O objetivo é a rede de apoio é promover um espaço seguro para o paciente expressar suas preocupações e sentimentos.

Como podemos ajudar, como rede de apoio?

Educação correta

Aqui no Instituto Alceu Giraldi, gostamos de dizer que o primeiro passo para um apoio eficaz é informar-se. Dessa forma, conhecer os sintomas, as fases e os tratamentos disponíveis ajuda os familiares a reconhecer os sinais de alerta e a interagir de forma mais sensível e apropriada.

Inclusive deixo mais um artigo do Dr. Thiago sobre bipolaridade aqui, com mais informações.

Comunicação aberta

Manter uma linha de comunicação aberta e constante é vital. Isso envolve escutar ativamente e proporcionar um espaço onde o paciente se sinta confortável para compartilhar sem medo de críticas.

  • Discussões regulares sobre sentimentos: Gosto de incentivar o diálogo frequente sobre como o paciente está se sentindo pode ajudar a identificar problemas antes que se transformem em crises.
  • Criação de um diário familiar: Documentar episódios, mudanças de humor e eventos estressantes pode ser útil tanto para o tratamento contínuo quanto para reuniões com profissionais de saúde.

Planejamento de crise

Ter um plano de crise bem definido pode prevenir ou minimizar o impacto de episódios maníacos ou depressivos é importante. Uma das melhores estratégias é termos conhecimento prévio do que fazer quando houver uma crise. Gosto de dizer que este planejamento pode salvar vidas e minimiza os prejuízos.

  • Elaboração de um plano de emergência: Inclua contatos de emergência, como médicos, terapeutas e amigos próximos que possam intervir em crises. Na família é importante definir o papel de cada membro para situações de emergência.
  • Ensaios de situações de crise: Realizar simulações de como lidar com uma crise pode proporcionar confiança e assegurar que todos saibam o que fazer em uma situação real. Inclusive o paciente deve estar ciente e sugiro algumas vezes até a participação de um psicólogo junto, para intermediar e treinar.
  • Lista de sinais de alerta: Identificar e documentar comportamentos ou sinais precoces que podem indicar o início de um episódio maníaco ou depressivo ajuda na intervenção precoce e eficaz. Aqui, o diário familiar que comentei acima, funciona super bem.

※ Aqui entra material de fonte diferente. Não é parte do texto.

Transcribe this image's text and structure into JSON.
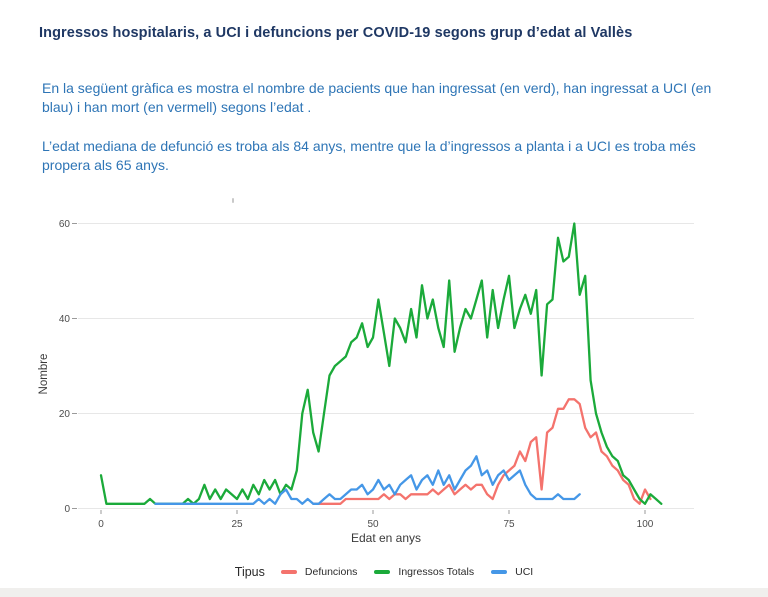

O apoio de familiares e amigos é um dos pilares mais importantes para aqueles que convivem com o transtorno bipolar. Pois, um ambiente compreensivo, informado e proativo pode ampliar significativamente o sucesso do tratamento e a qualidade de vida do paciente. Se você faz parte da rede de apoio de alguém com transtorno bipolar, saiba que seu papel é inestimável e pode fazer toda a diferença no processo de recuperação e estabilização.

O transtorno bipolar não precisa ser estigmado

É crucial lembrar que o transtorno bipolar, como qualquer outra condição de saúde, não define uma pessoa. Infelizmente, o estigma associado aos transtornos mentais muitas vezes impede que indivíduos busquem o tratamento necessário, levando a um ciclo de isolamento e sofrimento. No entanto, juntos, podemos mudar essa narrativa.

Como familiares e amigos, podemos desmistificar os mitos envolvidos e promover a aceitação.

A mudança acontece em pequenos gestos diários. É uma conversa sobre saúde mental de maneira respeitosa, oferecer ajuda no momento necessário, e assim por diante. Porém, o que é verdadeiro é a necessidade de um paciente com bipolaridade procurar uma ajuda psiquiátrica para estabilizar seu humor e ter um acompanhamento próximo.

É um investimento necessário, mas que pode trazer muita qualidade de vida para o paciente e sua família.